A convenient method to delete or remove blank rows in Excel
Blank rows in Excel can be problematic in most spreadsheets. Microsoft Excel relies on blank rows in Excel to determine data ranges, and having blank rows in inappropriate locations can impede various built-in features. Thankfully, there’s a simple way to remove blank rows in Excel from a data range in Excel. However, this technique must be used with caution as it has the potential to delete data unintentionally.
In this Excel tutorial, I’ll demonstrate a quick and easy method to delete blank rows in Excel within a data set without accidentally deleting adjacent data. Throughout this tutorial, I’ll refer to rows that consist solely of blank cells within the data set.
How to prevent data loss when deleting rows in Excel
Deleting rows, whether they are blank or not, can be risky. If you have data located off-screen and out of sight, you may inadvertently delete it while deleting empty cells or rows in your immediate view. Let’s consider a simple example using the data set depicted in Figure A.
[Image: Sample data set with blank cells in rows 7 and 10.]
Suppose you intend to convert the data set into a Table object by selecting it and pressing Ctrl + T. If you’re fortunate, you’ll notice that Excel doesn’t encompass the entire data range. However, if you fail to notice, you won’t obtain the desired results. Deleting blank rows in Excel is necessary to utilize many of Excel’s built-in features.
How to efficiently select and delete blank cells and rows in Excel
When you come across blank rows in Excel your data set, it becomes necessary to delete them. Manually selecting each blank row can be a time-consuming task. However, there’s a simpler way to achieve this in Excel. Follow the steps below to select all the blank rows in Excel within a data set:
- Select the data range containing your data, such as A3:E14.

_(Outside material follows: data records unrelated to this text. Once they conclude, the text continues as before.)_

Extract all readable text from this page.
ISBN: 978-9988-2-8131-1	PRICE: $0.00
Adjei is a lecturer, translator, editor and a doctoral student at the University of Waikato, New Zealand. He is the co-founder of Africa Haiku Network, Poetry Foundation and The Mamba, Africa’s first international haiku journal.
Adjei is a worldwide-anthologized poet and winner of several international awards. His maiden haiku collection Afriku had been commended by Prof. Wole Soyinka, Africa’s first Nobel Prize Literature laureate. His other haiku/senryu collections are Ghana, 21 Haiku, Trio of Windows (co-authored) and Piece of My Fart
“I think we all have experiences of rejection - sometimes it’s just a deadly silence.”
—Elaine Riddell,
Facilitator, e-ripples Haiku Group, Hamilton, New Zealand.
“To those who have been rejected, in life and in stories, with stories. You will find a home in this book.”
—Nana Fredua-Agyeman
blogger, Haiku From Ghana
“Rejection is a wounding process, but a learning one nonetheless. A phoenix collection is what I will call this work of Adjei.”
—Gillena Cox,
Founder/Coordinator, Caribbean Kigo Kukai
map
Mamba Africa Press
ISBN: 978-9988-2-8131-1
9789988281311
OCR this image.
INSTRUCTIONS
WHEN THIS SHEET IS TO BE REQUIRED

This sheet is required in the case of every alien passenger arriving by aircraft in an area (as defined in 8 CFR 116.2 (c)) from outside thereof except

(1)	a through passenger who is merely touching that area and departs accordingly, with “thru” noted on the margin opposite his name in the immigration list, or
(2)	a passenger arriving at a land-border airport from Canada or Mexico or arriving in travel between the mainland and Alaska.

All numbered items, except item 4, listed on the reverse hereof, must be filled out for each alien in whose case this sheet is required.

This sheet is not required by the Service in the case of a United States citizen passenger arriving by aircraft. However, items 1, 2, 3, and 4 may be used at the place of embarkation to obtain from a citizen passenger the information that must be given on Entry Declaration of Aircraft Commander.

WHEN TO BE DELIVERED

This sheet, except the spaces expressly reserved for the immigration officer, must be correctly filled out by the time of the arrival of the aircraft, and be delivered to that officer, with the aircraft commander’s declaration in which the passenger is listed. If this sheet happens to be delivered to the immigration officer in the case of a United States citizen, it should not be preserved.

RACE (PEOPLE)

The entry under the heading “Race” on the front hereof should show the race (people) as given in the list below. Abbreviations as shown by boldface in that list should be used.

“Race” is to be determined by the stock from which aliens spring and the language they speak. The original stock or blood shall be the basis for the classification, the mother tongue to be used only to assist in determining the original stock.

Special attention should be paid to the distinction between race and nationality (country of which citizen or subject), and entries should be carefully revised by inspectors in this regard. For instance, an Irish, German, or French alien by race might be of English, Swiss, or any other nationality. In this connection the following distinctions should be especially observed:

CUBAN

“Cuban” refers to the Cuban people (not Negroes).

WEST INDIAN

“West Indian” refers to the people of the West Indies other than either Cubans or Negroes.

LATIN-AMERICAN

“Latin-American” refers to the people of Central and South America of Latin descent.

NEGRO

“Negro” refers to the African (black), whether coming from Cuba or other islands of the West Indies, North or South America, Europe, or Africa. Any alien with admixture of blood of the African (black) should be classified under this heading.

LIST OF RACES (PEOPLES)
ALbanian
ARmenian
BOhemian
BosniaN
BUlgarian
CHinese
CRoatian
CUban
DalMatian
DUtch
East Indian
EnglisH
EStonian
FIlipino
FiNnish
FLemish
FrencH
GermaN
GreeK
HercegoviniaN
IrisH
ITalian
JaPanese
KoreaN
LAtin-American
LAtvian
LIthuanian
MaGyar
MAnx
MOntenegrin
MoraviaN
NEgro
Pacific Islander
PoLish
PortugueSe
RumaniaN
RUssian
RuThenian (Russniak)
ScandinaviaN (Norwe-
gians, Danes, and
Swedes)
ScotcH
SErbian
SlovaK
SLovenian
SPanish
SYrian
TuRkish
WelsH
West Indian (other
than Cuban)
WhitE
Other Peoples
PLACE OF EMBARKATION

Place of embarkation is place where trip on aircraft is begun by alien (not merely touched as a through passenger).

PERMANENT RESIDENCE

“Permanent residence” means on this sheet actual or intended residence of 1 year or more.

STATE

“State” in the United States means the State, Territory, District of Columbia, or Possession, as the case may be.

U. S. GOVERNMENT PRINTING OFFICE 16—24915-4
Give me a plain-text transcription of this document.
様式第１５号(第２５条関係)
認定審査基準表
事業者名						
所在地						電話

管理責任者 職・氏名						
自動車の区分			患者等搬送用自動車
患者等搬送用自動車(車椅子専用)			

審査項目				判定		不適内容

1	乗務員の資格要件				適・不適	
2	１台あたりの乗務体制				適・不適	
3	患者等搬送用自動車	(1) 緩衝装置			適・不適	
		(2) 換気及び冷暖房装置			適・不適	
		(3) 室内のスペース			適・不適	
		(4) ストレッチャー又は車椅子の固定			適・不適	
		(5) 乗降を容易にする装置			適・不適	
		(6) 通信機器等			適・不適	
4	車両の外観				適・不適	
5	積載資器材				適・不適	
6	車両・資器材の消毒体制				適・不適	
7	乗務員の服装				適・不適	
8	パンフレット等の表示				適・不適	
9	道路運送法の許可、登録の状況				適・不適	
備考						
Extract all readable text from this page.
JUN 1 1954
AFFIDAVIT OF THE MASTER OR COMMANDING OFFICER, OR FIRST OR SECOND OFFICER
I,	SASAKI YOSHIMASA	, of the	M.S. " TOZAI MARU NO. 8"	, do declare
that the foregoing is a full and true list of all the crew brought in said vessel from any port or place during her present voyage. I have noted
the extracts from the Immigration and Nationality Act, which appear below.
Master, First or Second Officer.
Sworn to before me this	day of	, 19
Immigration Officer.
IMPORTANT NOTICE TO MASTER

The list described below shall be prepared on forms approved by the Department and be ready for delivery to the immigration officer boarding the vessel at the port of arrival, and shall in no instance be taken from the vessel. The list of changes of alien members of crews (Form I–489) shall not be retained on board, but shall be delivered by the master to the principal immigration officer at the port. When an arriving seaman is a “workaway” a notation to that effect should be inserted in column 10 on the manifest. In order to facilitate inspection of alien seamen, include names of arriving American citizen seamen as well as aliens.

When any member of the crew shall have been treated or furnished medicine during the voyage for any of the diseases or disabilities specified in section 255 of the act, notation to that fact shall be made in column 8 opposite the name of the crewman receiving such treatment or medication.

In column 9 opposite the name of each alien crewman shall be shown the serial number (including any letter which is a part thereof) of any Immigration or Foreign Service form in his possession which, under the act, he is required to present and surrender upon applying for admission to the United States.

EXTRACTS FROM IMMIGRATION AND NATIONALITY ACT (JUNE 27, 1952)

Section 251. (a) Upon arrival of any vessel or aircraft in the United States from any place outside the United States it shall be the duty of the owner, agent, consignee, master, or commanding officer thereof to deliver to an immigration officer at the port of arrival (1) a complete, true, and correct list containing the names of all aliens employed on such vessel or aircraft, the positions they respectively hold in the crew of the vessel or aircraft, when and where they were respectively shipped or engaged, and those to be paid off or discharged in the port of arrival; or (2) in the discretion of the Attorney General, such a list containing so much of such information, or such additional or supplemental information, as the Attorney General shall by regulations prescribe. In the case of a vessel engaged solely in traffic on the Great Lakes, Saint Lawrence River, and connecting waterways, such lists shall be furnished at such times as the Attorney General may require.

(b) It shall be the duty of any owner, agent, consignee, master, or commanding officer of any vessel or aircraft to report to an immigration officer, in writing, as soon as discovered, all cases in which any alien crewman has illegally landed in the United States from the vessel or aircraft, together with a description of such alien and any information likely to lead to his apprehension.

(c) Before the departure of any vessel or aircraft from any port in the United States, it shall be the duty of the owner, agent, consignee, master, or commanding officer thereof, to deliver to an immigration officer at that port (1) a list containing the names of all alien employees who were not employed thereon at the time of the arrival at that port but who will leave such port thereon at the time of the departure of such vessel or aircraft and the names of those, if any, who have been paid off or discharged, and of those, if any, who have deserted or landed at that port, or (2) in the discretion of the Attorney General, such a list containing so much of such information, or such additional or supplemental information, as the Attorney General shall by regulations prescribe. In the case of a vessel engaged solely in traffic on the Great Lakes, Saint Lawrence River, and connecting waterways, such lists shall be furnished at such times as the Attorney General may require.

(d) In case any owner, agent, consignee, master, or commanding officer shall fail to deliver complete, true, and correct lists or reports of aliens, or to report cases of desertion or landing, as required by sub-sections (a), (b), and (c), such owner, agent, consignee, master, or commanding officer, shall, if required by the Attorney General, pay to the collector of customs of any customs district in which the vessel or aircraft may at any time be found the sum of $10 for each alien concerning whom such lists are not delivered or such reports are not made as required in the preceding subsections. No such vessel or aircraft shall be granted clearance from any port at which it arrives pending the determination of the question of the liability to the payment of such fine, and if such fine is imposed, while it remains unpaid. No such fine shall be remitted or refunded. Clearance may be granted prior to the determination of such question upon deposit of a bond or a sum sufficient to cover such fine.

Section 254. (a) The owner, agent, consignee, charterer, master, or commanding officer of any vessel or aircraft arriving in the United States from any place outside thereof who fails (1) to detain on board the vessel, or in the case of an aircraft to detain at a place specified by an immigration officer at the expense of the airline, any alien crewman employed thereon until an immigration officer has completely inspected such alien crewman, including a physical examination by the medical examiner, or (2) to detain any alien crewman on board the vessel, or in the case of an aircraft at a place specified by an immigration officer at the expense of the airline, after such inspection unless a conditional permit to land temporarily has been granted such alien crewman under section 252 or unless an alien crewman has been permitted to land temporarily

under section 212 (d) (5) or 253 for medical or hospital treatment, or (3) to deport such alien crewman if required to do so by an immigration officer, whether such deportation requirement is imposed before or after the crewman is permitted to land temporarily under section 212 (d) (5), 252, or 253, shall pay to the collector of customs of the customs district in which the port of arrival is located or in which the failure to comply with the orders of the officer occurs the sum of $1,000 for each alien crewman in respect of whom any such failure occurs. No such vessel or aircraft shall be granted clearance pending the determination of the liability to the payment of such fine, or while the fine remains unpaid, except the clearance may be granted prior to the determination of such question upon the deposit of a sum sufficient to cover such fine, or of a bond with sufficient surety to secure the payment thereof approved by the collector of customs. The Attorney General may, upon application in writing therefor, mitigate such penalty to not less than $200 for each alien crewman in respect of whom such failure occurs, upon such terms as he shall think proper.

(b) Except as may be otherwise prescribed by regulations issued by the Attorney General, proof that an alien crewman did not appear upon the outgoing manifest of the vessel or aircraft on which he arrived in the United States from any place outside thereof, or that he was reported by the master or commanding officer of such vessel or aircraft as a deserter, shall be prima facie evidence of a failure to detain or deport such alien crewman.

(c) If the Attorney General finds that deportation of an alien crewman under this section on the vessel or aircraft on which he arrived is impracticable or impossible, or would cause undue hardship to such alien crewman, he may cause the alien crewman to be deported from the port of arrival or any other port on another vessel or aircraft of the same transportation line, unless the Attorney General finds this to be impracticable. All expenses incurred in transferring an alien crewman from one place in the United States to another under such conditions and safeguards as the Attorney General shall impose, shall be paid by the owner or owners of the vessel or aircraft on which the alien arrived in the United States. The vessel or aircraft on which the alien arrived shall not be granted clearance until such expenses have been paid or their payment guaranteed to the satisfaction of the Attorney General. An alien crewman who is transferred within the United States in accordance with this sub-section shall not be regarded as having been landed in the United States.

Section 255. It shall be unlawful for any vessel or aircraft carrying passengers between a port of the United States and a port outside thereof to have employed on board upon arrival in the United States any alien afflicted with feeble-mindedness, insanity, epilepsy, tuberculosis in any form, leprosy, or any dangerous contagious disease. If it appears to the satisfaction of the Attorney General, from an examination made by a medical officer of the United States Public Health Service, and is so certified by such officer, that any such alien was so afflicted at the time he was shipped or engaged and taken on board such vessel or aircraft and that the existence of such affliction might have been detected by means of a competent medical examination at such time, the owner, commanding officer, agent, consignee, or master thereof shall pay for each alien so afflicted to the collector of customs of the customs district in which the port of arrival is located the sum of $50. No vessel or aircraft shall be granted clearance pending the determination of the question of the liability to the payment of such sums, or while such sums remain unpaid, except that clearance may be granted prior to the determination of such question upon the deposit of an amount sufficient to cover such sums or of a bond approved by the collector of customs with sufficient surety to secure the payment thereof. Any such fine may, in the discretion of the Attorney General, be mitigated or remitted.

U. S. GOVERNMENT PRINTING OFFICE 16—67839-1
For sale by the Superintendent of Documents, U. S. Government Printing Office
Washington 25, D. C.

- Press the F5 key on your keyboard.
- In the resulting Go To dialog box, click on “Special.”
- Choose the “Blanks” option and click OK. This action selects all the blank cells within the selected range, such as A7:E7 and A10:E10 (refer to Figure B).
[Figure B: Visual representation of the selected blank cells.]
- Click OK to close the dialog box.
By utilizing Excel’s Go To feature, you can quickly select all the blank rows within your selection. Now that the blank rows are selected, you can proceed to delete them. Do not deselect the selection at this point.
Here’s how you can delete the selected blank cells:
- Click on the “Delete” button (not the dropdown) in the Cells group on the Home tab. This action should delete only the selected cells. If the desired outcome is not achieved, you can use the following alternative steps:
- With the blank rows (e.g., rows 7 and 10) still selected, click on the “Delete” dropdown in the Cells group on the Home tab, and then choose “Delete Cells.”
- In the subsequent dialog box, select “Delete Cells Up” (see Figure C).
[Figure C: Choose “Delete Cells” and then “Delete Cells Up” option.]
- Click OK.
Excel will remove the blank cells from the selected data range (as shown in Figure D).
[Figure D: Visual representation of the data range after the blank cells are deleted.]
When choosing “Delete Cells,” only the blank cells within the selected range will be deleted. Exercise caution when selecting “Delete Sheet Rows” in step 2, as it may inadvertently remove data located to the right of the selection. Ensure you make the appropriate choice based on your objective of deleting only the blank cells or entire rows.
In scenarios where you have a large data set with dozens or even hundreds of records to review for blank cells, manually deleting rows one by one would be impractical. This method saves you time and effort while eliminating the risk of overlooking any blanks.